AUDI set to leave Formula E for Le Mans LMDh and Dakar Rally

AUDI set to leave Formula E for Le Mans LMDh and Dakar Rally

Audi is set to end its involvement in Formula E in favour of a return to top-flight sportscar racing with a new LMDh project. The move raises the prospect of Audi returning to the Le Mans 24 Hours, where it picked up 13 outright wins between 2000 and 2014 before axing its LMP1 project after the 2016 race following the Volkswagen dieselgate scandal.

However, the new LMDh rules that will make their debut in 2022 in FIA World Endurance Championship and the following year in the IMSA WeatherTech SportsCar Championship have lured the German brand back to sportscar racing.

An official announcement from Audi is expected later on Monday, although it’s unclear in which year Audi will launch its LMDh project and where exactly it will race.

Should it return to the WEC, Audi would be up against former LMP1 rivals Toyota and Peugeot, both of which will compete with LM Hypercar machinery instead of the cheaper, LMP2-based LMDh cars, as well as other entries from Glickenhaus and ByKolles.

Toyota, Glickenhaus and ByKolles will be present on the 2021 WEC grid with their new breed of LM Hypercars, while Peugeot will join the series sometime during the 2022 season. Audi’s sister brand Porsche is also formally evaluating a return to the WEC with an LMDh car of its own, having quit the series a year after its sister brand Audi in 2017.

A return to sportscar racing for Audi will come at the cost of its Formula E programme, which will come to a close at the end of the 2020/21 season.
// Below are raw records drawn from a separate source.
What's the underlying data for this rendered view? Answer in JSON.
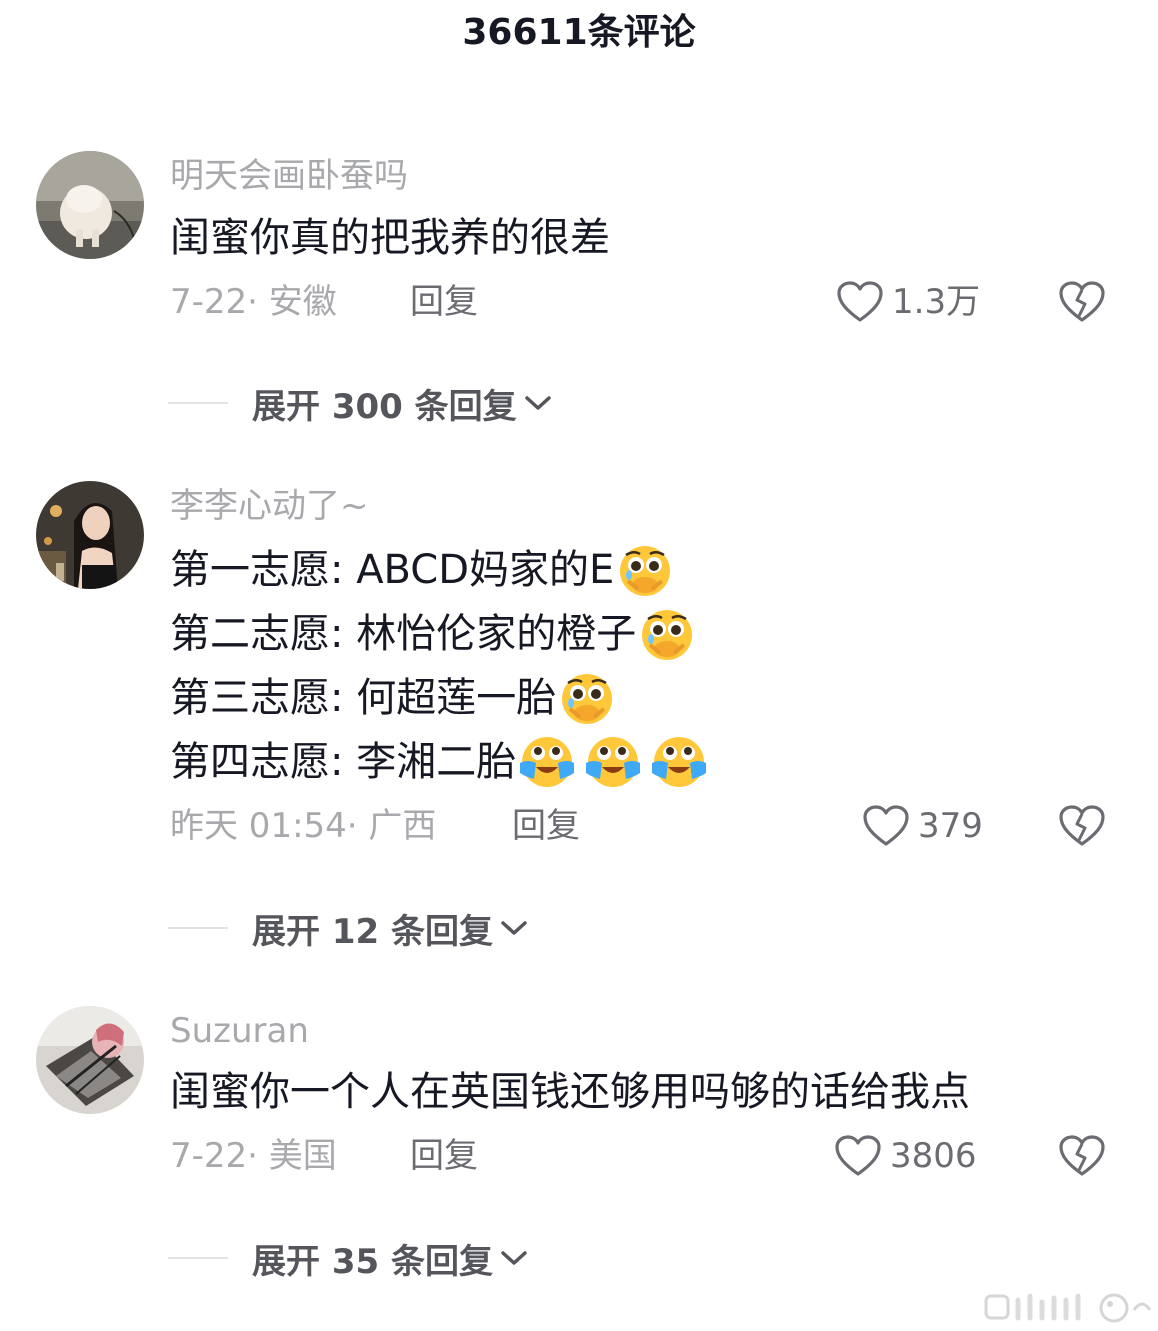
{
  "header": {
    "title": "36611条评论"
  },
  "comments": [
    {
      "username": "明天会画卧蚕吗",
      "lines": [
        "闺蜜你真的把我养的很差"
      ],
      "date_location": "7-22· 安徽",
      "reply_label": "回复",
      "likes": "1.3万",
      "expand_label": "展开 300 条回复"
    },
    {
      "username": "李李心动了~",
      "lines": [
        "第一志愿: ABCD妈家的E",
        "第二志愿: 林怡伦家的橙子",
        "第三志愿: 何超莲一胎",
        "第四志愿: 李湘二胎"
      ],
      "date_location": "昨天 01:54· 广西",
      "reply_label": "回复",
      "likes": "379",
      "expand_label": "展开 12 条回复"
    },
    {
      "username": "Suzuran",
      "lines": [
        "闺蜜你一个人在英国钱还够用吗够的话给我点"
      ],
      "date_location": "7-22· 美国",
      "reply_label": "回复",
      "likes": "3806",
      "expand_label": "展开 35 条回复"
    }
  ],
  "colors": {
    "text": "#161823",
    "muted": "#a8a9ad",
    "secondary": "#6b6c72",
    "emoji_yellow": "#ffc83a"
  },
  "icons": {
    "like": "heart-outline-icon",
    "dislike": "broken-heart-icon",
    "expand": "chevron-down-icon",
    "emoji_pleading": "pleading-face-emoji",
    "emoji_crying": "loudly-crying-face-emoji"
  }
}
The Ingolstadt-based brand contested its last DTM race as a factory entrant at Hockenheim this month, but has pledged support for the series’ new GT3 era in 2021.

Audi has been present in Formula E in some form or the other since the inception of the championship in 2014/15, but it wasn’t until the fourth season in 2017 that it turned the Abt team into a fully factory-run outfit.

Its future in Formula E appeared secure after it completed an overview of its motorsport activities earlier this year, which concluded in it pulling out of the DTM to focus on Formula E and its customer racing programmes in GT3 and touring cars.

However, it is understood that the top brass at Audi feel that Formula E has already served its purpose, now that the world has begun the transition to electric cars.

Audi has also announced that it will compete in the Dakar Rally for the first time in 2022 with an electric prototype.

Although details are scarce at present, Audi says its ‘alternative drive concept combines an electric drivetrain with a high-voltage battery and a highly efficient energy converter for the first time.’

“Today, electromobility at the four rings is no longer a dream of the future, but the present,” said Markus Duesmann, Chairman of the Board of Management of Audi.

“This is why we are taking the next step in electrified motorsport by facing the most extreme conditions. The many technical freedoms offered by the Dakar Rally provide a perfect test laboratory for us in this respect.”